Unlike off-the-shelf AI chatbots, which are restricted by file-size limits and data privacy risks, this self-contained workflow allows for the secure, batch processing of hundreds of hours of sensitive audio without ever exposing data to the cloud. This has unlocked an entirely new way of working: we can now conduct large-scale qualitative analysis on GDPR-protected datasets that were previously impossible to process automatically. Furthermore, using GitHub Copilot to build this system allowed me to ‘punch above my weight’ technically, compressing months of complex software engineering into weeks of iterative, AI-assisted development.

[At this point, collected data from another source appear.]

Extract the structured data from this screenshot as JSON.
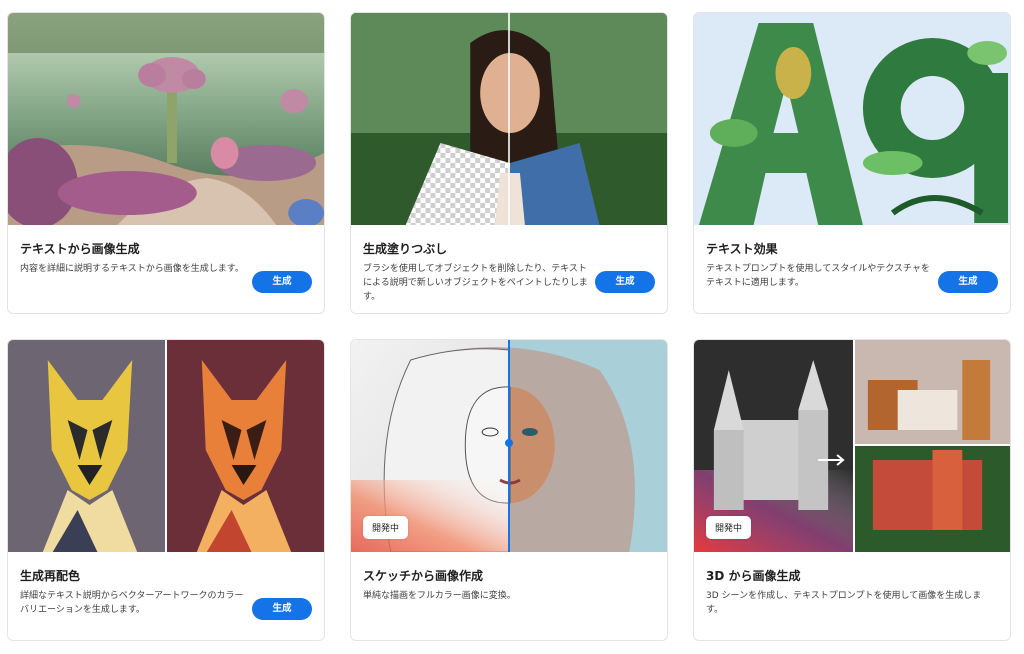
{
  "generate_label": "生成",
  "badge_label": "開発中",
  "cards": [
    {
      "title": "テキストから画像生成",
      "description": "内容を詳細に説明するテキストから画像を生成します。"
    },
    {
      "title": "生成塗りつぶし",
      "description": "ブラシを使用してオブジェクトを削除したり、テキストによる説明で新しいオブジェクトをペイントしたりします。"
    },
    {
      "title": "テキスト効果",
      "description": "テキストプロンプトを使用してスタイルやテクスチャをテキストに適用します。"
    },
    {
      "title": "生成再配色",
      "description": "詳細なテキスト説明からベクターアートワークのカラーバリエーションを生成します。"
    },
    {
      "title": "スケッチから画像作成",
      "description": "単純な描画をフルカラー画像に変換。"
    },
    {
      "title": "3D から画像生成",
      "description": "3D シーンを作成し、テキストプロンプトを使用して画像を生成します。"
    }
  ],
  "colors": {
    "accent": "#1473e6",
    "border": "#e4e4e4"
  }
}
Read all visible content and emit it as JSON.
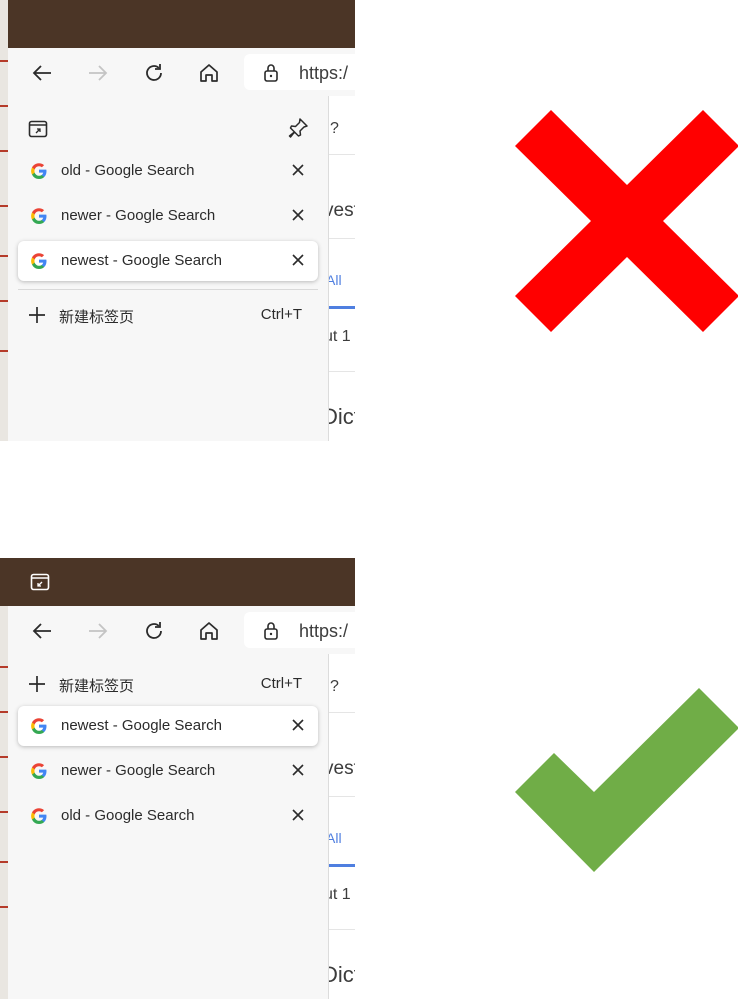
{
  "top_example": {
    "url_text": "https:/",
    "tabs": [
      {
        "title": "old - Google Search"
      },
      {
        "title": "newer - Google Search"
      },
      {
        "title": "newest - Google Search"
      }
    ],
    "new_tab": {
      "label": "新建标签页",
      "shortcut": "Ctrl+T"
    },
    "page_fragments": [
      "?",
      "vest",
      "All",
      "ut 1",
      "Dict"
    ],
    "verdict": "incorrect"
  },
  "bottom_example": {
    "url_text": "https:/",
    "new_tab": {
      "label": "新建标签页",
      "shortcut": "Ctrl+T"
    },
    "tabs": [
      {
        "title": "newest - Google Search"
      },
      {
        "title": "newer - Google Search"
      },
      {
        "title": "old - Google Search"
      }
    ],
    "page_fragments": [
      "?",
      "vest",
      "All",
      "ut 1",
      "Dict"
    ],
    "verdict": "correct"
  },
  "colors": {
    "titlebar": "#4b3526",
    "panel": "#f7f7f7",
    "cross": "#ff0000",
    "check": "#70ad47"
  },
  "icons": [
    "back-icon",
    "forward-icon",
    "refresh-icon",
    "home-icon",
    "lock-icon",
    "vertical-tabs-icon",
    "pin-icon",
    "google-favicon",
    "close-icon",
    "plus-icon",
    "red-cross-icon",
    "green-check-icon"
  ]
}
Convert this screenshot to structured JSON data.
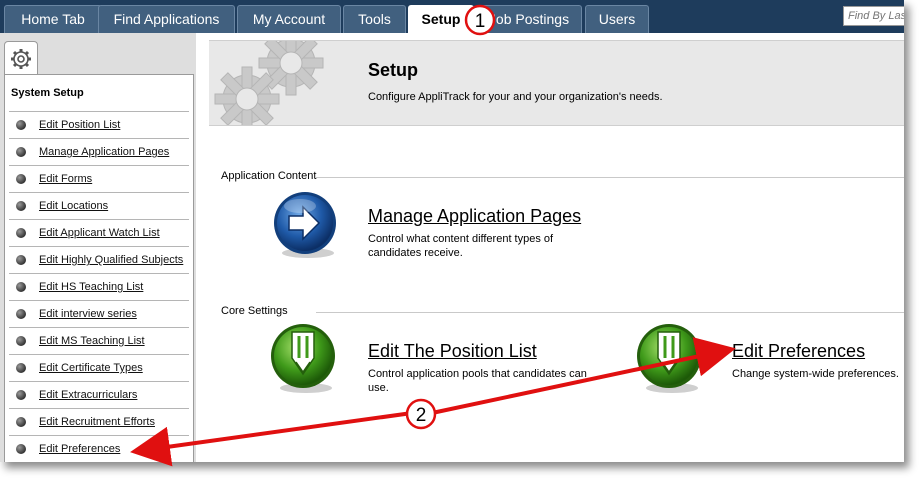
{
  "tabs": [
    {
      "label": "Home Tab"
    },
    {
      "label": "Find Applications"
    },
    {
      "label": "My Account"
    },
    {
      "label": "Tools"
    },
    {
      "label": "Setup"
    },
    {
      "label": "Job Postings"
    },
    {
      "label": "Users"
    }
  ],
  "search": {
    "placeholder": "Find By Last Name"
  },
  "sidebar": {
    "title": "System Setup",
    "items": [
      {
        "label": "Edit Position List"
      },
      {
        "label": "Manage Application Pages"
      },
      {
        "label": "Edit Forms"
      },
      {
        "label": "Edit Locations"
      },
      {
        "label": "Edit Applicant Watch List"
      },
      {
        "label": "Edit Highly Qualified Subjects"
      },
      {
        "label": "Edit HS Teaching List"
      },
      {
        "label": "Edit interview series"
      },
      {
        "label": "Edit MS Teaching List"
      },
      {
        "label": "Edit Certificate Types"
      },
      {
        "label": "Edit Extracurriculars"
      },
      {
        "label": "Edit Recruitment Efforts"
      },
      {
        "label": "Edit Preferences"
      }
    ]
  },
  "header": {
    "title": "Setup",
    "subtitle": "Configure AppliTrack for your and your organization's needs."
  },
  "sections": {
    "application_content": {
      "label": "Application Content",
      "manage_pages": {
        "title": "Manage Application Pages",
        "desc_line1": "Control what content different types of",
        "desc_line2": "candidates receive."
      }
    },
    "core_settings": {
      "label": "Core Settings",
      "position_list": {
        "title": "Edit The Position List",
        "desc_line1": "Control application pools that candidates can",
        "desc_line2": "use."
      },
      "preferences": {
        "title": "Edit Preferences",
        "desc": "Change system-wide preferences."
      }
    }
  },
  "callouts": [
    {
      "label": "1"
    },
    {
      "label": "2"
    }
  ],
  "colors": {
    "tabbar": "#1e3c5c",
    "tab": "#41607f",
    "callout_red": "#e01010",
    "icon_green": "#3f9a1a",
    "icon_blue": "#1f5aa8"
  }
}
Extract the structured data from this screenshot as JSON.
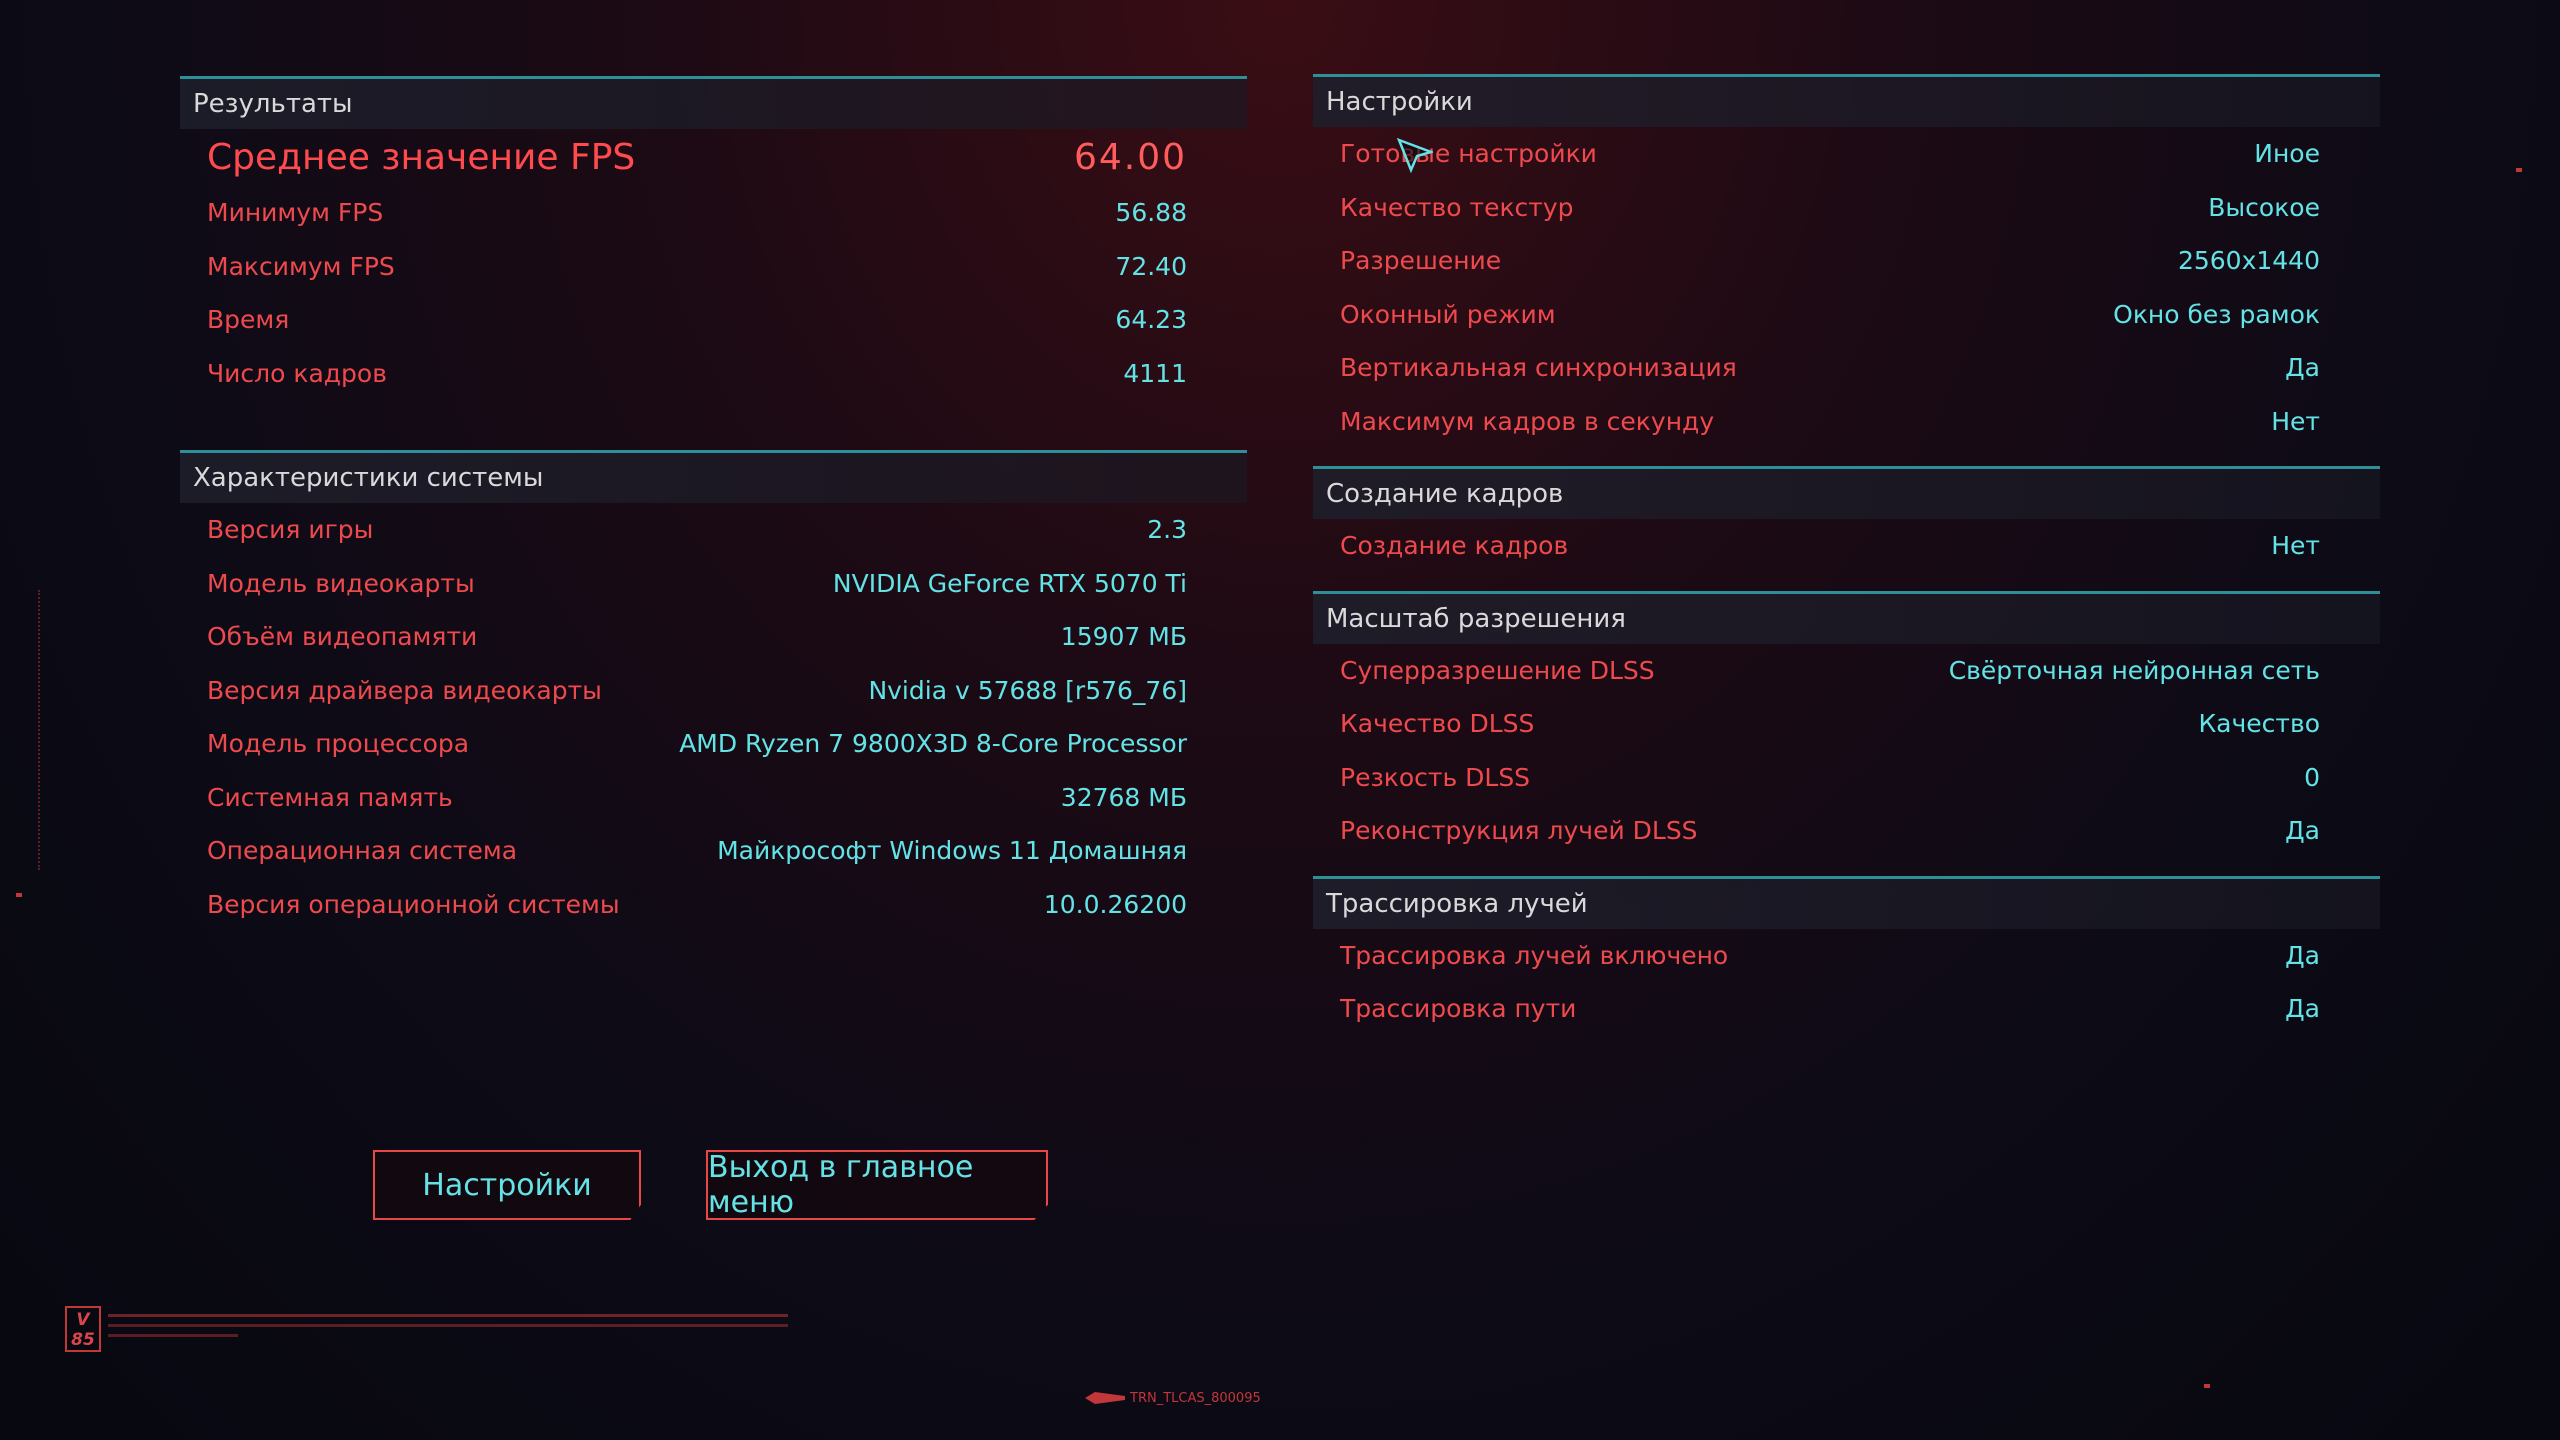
{
  "results": {
    "title": "Результаты",
    "avg_fps_label": "Среднее значение FPS",
    "avg_fps_value": "64.00",
    "rows": [
      {
        "label": "Минимум FPS",
        "value": "56.88"
      },
      {
        "label": "Максимум FPS",
        "value": "72.40"
      },
      {
        "label": "Время",
        "value": "64.23"
      },
      {
        "label": "Число кадров",
        "value": "4111"
      }
    ]
  },
  "system": {
    "title": "Характеристики системы",
    "rows": [
      {
        "label": "Версия игры",
        "value": "2.3"
      },
      {
        "label": "Модель видеокарты",
        "value": "NVIDIA GeForce RTX 5070 Ti"
      },
      {
        "label": "Объём видеопамяти",
        "value": "15907 МБ"
      },
      {
        "label": "Версия драйвера видеокарты",
        "value": "Nvidia v 57688 [r576_76]"
      },
      {
        "label": "Модель процессора",
        "value": "AMD Ryzen 7 9800X3D 8-Core Processor"
      },
      {
        "label": "Системная память",
        "value": "32768 МБ"
      },
      {
        "label": "Операционная система",
        "value": "Майкрософт Windows 11 Домашняя"
      },
      {
        "label": "Версия операционной системы",
        "value": "10.0.26200"
      }
    ]
  },
  "settings": {
    "title": "Настройки",
    "rows": [
      {
        "label": "Готовые настройки",
        "value": "Иное"
      },
      {
        "label": "Качество текстур",
        "value": "Высокое"
      },
      {
        "label": "Разрешение",
        "value": "2560x1440"
      },
      {
        "label": "Оконный режим",
        "value": "Окно без рамок"
      },
      {
        "label": "Вертикальная синхронизация",
        "value": "Да"
      },
      {
        "label": "Максимум кадров в секунду",
        "value": "Нет"
      }
    ]
  },
  "frame_gen": {
    "title": "Создание кадров",
    "rows": [
      {
        "label": "Создание кадров",
        "value": "Нет"
      }
    ]
  },
  "res_scale": {
    "title": "Масштаб разрешения",
    "rows": [
      {
        "label": "Суперразрешение DLSS",
        "value": "Свёрточная нейронная сеть"
      },
      {
        "label": "Качество DLSS",
        "value": "Качество"
      },
      {
        "label": "Резкость DLSS",
        "value": "0"
      },
      {
        "label": "Реконструкция лучей DLSS",
        "value": "Да"
      }
    ]
  },
  "ray_tracing": {
    "title": "Трассировка лучей",
    "rows": [
      {
        "label": "Трассировка лучей включено",
        "value": "Да"
      },
      {
        "label": "Трассировка пути",
        "value": "Да"
      }
    ]
  },
  "buttons": {
    "settings": "Настройки",
    "exit": "Выход в главное меню"
  },
  "footer": {
    "logo": "V 85",
    "code": "TRN_TLCAS_800095"
  },
  "colors": {
    "label": "#ee4a4e",
    "value": "#63e3e6",
    "accent_line": "#2f8f98"
  }
}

I hope we can continue enjoying the benefits of this technology while controlling the risks. This will require responsibility at all levels. I would highlight two principles:
- Copilot, not autopilot: Review and revise the output conscientiously and relentlessly.
- Reproducibility: Ensure that the output can be reproduced, modified, and improved by anyone in the future, as easily as possible.
GitHub Copilot and Whisper AI models can be valuable for certain uses but they are not covered by University enterprise agreements so they should only be used following careful consideration of data privacy risks. Please refer to Information Security guidelines when using third-party GenAI tools.